Horizon CDT Research Highlights

Research Highlights

Using Digital Technologies to Improve Muscle Health in Astronauts

  Henry Cope (2019 cohort)

Due to the effects of space radiation and altered gravity, the human body undergoes many physiological changes during spaceflight, including muscle atrophy which can result in the loss of muscle mass, performance and endurance [1].

Although natural, this adaption poses some problems. One such problem is the risk of impaired performance in mission critical tasks, which NASA has identified as a key risk to the future of human spaceflight [2]. This impaired performance could manifest itself in the form of injury to the astronauts, which may prove hard to remedy with the limited medical resources available on spaceflight missions. Aside from locomotion, muscles also act as large protein stores containing amino acids which can be broken down in times of fasting, infection and disease to provide energy to help other vital organs, so a loss of muscle mass could negatively affect the long-term health of astronauts.

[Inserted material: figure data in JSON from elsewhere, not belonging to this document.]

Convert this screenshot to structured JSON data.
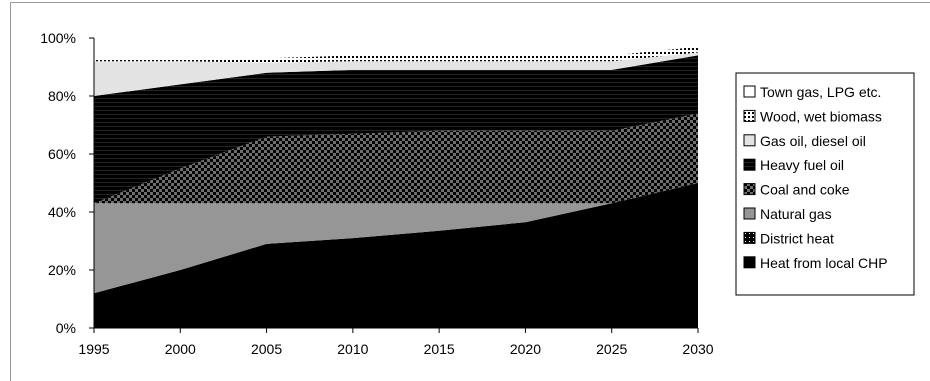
{
  "chart_data": {
    "type": "area",
    "stacked": true,
    "percent": true,
    "title": "",
    "xlabel": "",
    "ylabel": "",
    "x": [
      1995,
      2000,
      2005,
      2010,
      2015,
      2020,
      2025,
      2030
    ],
    "x_tick_labels": [
      "1995",
      "2000",
      "2005",
      "2010",
      "2015",
      "2020",
      "2025",
      "2030"
    ],
    "ylim": [
      0,
      100
    ],
    "y_tick_labels": [
      "0%",
      "20%",
      "40%",
      "60%",
      "80%",
      "100%"
    ],
    "grid": false,
    "legend_position": "right",
    "series": [
      {
        "name": "Heat from local CHP",
        "fill": "solid-black",
        "values": [
          12,
          20,
          29,
          31,
          33.5,
          36.5,
          43,
          50
        ]
      },
      {
        "name": "District heat",
        "fill": "dots-black",
        "values": [
          0,
          0,
          0,
          0,
          0,
          0,
          0,
          0
        ]
      },
      {
        "name": "Natural gas",
        "fill": "solid-gray",
        "values": [
          31,
          23,
          14,
          12,
          9.5,
          6.5,
          0,
          0
        ]
      },
      {
        "name": "Coal and coke",
        "fill": "checker-dark",
        "values": [
          0,
          12,
          23,
          24,
          25,
          25,
          25,
          24
        ]
      },
      {
        "name": "Heavy fuel oil",
        "fill": "hlines-black",
        "values": [
          37,
          29,
          22,
          22,
          21,
          21,
          21,
          20
        ]
      },
      {
        "name": "Gas oil, diesel oil",
        "fill": "solid-light",
        "values": [
          12,
          8,
          3.5,
          3,
          3,
          3,
          3,
          1
        ]
      },
      {
        "name": "Wood, wet biomass",
        "fill": "dots-white",
        "values": [
          1,
          1,
          1.5,
          2,
          2,
          2,
          2,
          2
        ]
      },
      {
        "name": "Town gas, LPG etc.",
        "fill": "solid-white",
        "values": [
          5,
          5,
          4,
          4,
          4,
          4,
          3,
          2
        ]
      }
    ]
  }
}
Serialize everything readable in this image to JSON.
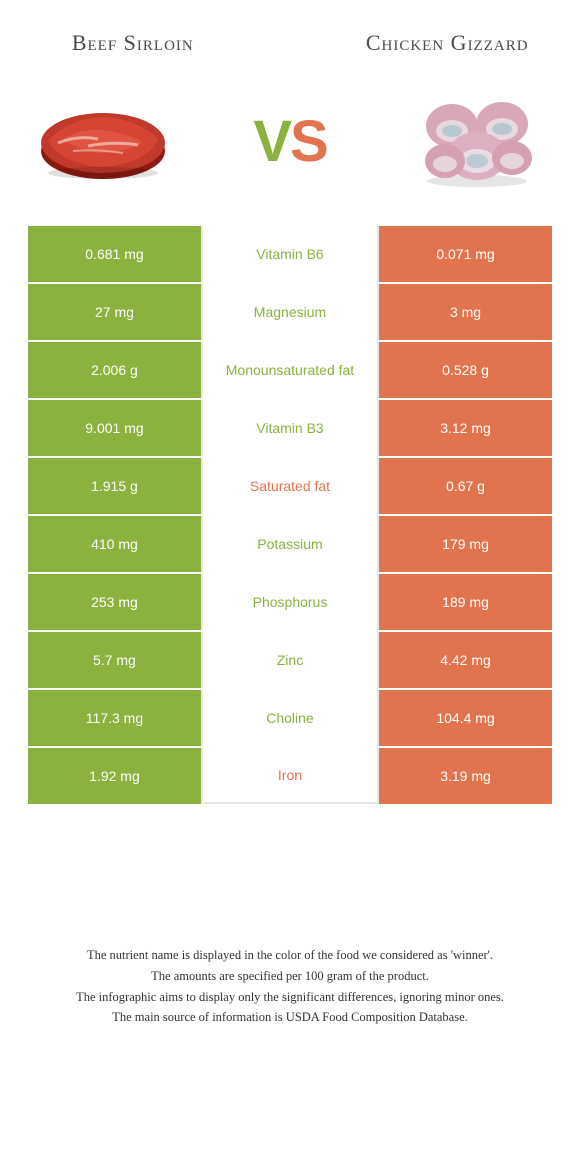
{
  "header": {
    "left_title": "Beef Sirloin",
    "right_title": "Chicken Gizzard",
    "vs_v": "V",
    "vs_s": "S"
  },
  "colors": {
    "left_bg": "#8bb23f",
    "right_bg": "#e2734f",
    "left_label": "#8bb23f",
    "right_label": "#e2734f"
  },
  "rows": [
    {
      "left": "0.681 mg",
      "label": "Vitamin B6",
      "right": "0.071 mg",
      "winner": "left"
    },
    {
      "left": "27 mg",
      "label": "Magnesium",
      "right": "3 mg",
      "winner": "left"
    },
    {
      "left": "2.006 g",
      "label": "Monounsaturated fat",
      "right": "0.528 g",
      "winner": "left"
    },
    {
      "left": "9.001 mg",
      "label": "Vitamin B3",
      "right": "3.12 mg",
      "winner": "left"
    },
    {
      "left": "1.915 g",
      "label": "Saturated fat",
      "right": "0.67 g",
      "winner": "right"
    },
    {
      "left": "410 mg",
      "label": "Potassium",
      "right": "179 mg",
      "winner": "left"
    },
    {
      "left": "253 mg",
      "label": "Phosphorus",
      "right": "189 mg",
      "winner": "left"
    },
    {
      "left": "5.7 mg",
      "label": "Zinc",
      "right": "4.42 mg",
      "winner": "left"
    },
    {
      "left": "117.3 mg",
      "label": "Choline",
      "right": "104.4 mg",
      "winner": "left"
    },
    {
      "left": "1.92 mg",
      "label": "Iron",
      "right": "3.19 mg",
      "winner": "right"
    }
  ],
  "footnotes": {
    "line1": "The nutrient name is displayed in the color of the food we considered as 'winner'.",
    "line2": "The amounts are specified per 100 gram of the product.",
    "line3": "The infographic aims to display only the significant differences, ignoring minor ones.",
    "line4": "The main source of information is USDA Food Composition Database."
  }
}
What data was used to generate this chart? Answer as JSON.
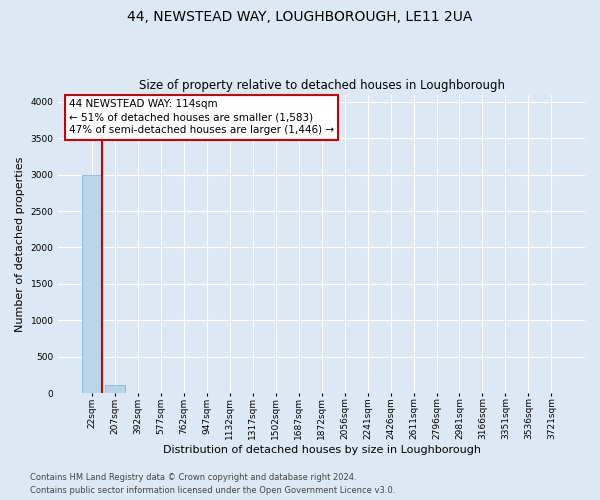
{
  "title": "44, NEWSTEAD WAY, LOUGHBOROUGH, LE11 2UA",
  "subtitle": "Size of property relative to detached houses in Loughborough",
  "xlabel": "Distribution of detached houses by size in Loughborough",
  "ylabel": "Number of detached properties",
  "categories": [
    "22sqm",
    "207sqm",
    "392sqm",
    "577sqm",
    "762sqm",
    "947sqm",
    "1132sqm",
    "1317sqm",
    "1502sqm",
    "1687sqm",
    "1872sqm",
    "2056sqm",
    "2241sqm",
    "2426sqm",
    "2611sqm",
    "2796sqm",
    "2981sqm",
    "3166sqm",
    "3351sqm",
    "3536sqm",
    "3721sqm"
  ],
  "bar_heights": [
    3000,
    110,
    0,
    0,
    0,
    0,
    0,
    0,
    0,
    0,
    0,
    0,
    0,
    0,
    0,
    0,
    0,
    0,
    0,
    0,
    0
  ],
  "bar_color": "#b8d4e8",
  "bar_edge_color": "#7aaec8",
  "ylim": [
    0,
    4100
  ],
  "yticks": [
    0,
    500,
    1000,
    1500,
    2000,
    2500,
    3000,
    3500,
    4000
  ],
  "annotation_line1": "44 NEWSTEAD WAY: 114sqm",
  "annotation_line2": "← 51% of detached houses are smaller (1,583)",
  "annotation_line3": "47% of semi-detached houses are larger (1,446) →",
  "annotation_box_color": "#ffffff",
  "annotation_box_edge_color": "#cc0000",
  "vline_color": "#cc0000",
  "footnote1": "Contains HM Land Registry data © Crown copyright and database right 2024.",
  "footnote2": "Contains public sector information licensed under the Open Government Licence v3.0.",
  "background_color": "#dce9f5",
  "plot_bg_color": "#dce9f5",
  "grid_color": "#ffffff",
  "title_fontsize": 10,
  "subtitle_fontsize": 8.5,
  "tick_fontsize": 6.5,
  "ylabel_fontsize": 8,
  "xlabel_fontsize": 8,
  "annot_fontsize": 7.5,
  "footnote_fontsize": 6
}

The survival of humankind may depend on our ability to inhabit other planetary bodies such as Mars, so it is important that astronauts remain healthy in order to successfully complete the first steps of extra-terrestrial colonisation.

In addition to posing an issue in spaceflight, muscle atrophy is also a prevalent problem for patients on Earth who may experience it due to different causes such as inactivity, ageing (Sarcopenia), and muscular dystrophy. Advancements in the understanding of mechanisms underlying this atrophic response may aid the development of new countermeasures for both patients on Earth and astronauts in space.

Objective 1: Capturing and Analysing Animal Model Data

As part of this research, computer vision software will be developed and tested on videos of C. elegans in a microfluidics device [3] on Earth. The software will be able to analyse the videos and obtain data on muscle strength as well as other phenotypic information relating to locomotion, organ-level features and whole-body features.

If all goes to plan, videos of spaceflown worms in the microfluidics device will be captured during a two-week mission onboard the ISS. The software will then be used to analyse the videos and measure the changes in the muscle strength of individual worms throughout the experiment. This extracted strength data can then be correlated with the changes in gene expression, and by looking at worms with genetic interventions, it might be possible to establish causal relationships between omics (genomics, transcriptomics, proteomics, metabolomics) data and phenotypic data indicative of atrophy.

Objective 2: Analysing Human Data from an Immobilisation Study

Bioinformatics methods will used to analyse data from a human immobilisation study at Royal Derby Hospital. More specifically, gene expression changes in the human subjects will be correlated with muscle changes. Potentially, data from other similar studies can also be brought into the analysis, to increase the sample size.

Objective 3: Comparing the Human Data and Animal Data

After the two prior objectives have been completed, the changes in C. elegans and humans will be compared, to see whether or not there is a link between human personal data predictive of muscular performance and C. elegans personal data predictive of muscle performance. If the effect of spaceflight on the animal model and the personal predictors of decline are similar to those in humans from the immobilisation study, interventions can be made during future spaceflown animal studies to see if muscle deterioration can be decelerated. The computer vision software developed during this project can then be reused for measuring strength data in order to assess the effectiveness of the interventions in animal models.

References

  1. Buckey, J. C. Space physiology. Oxford University Press (2006).
  2. Ploutz-Snyder, L., Ryder, J., English, K., Haddad, F. & Baldwin, K. Evidence Report: Risk of Impaired Performance Due to Reduced Muscle Mass, Strength, and Endurance. HRP-47072. NASA Evidence Report. (2015).
  3. Rahman, M. et al. NemaFlex: A microfluidics-based technology for standardized measurement of muscular strength of: C. elegans. Lab on a Chip 18, 2187–2201 (2018).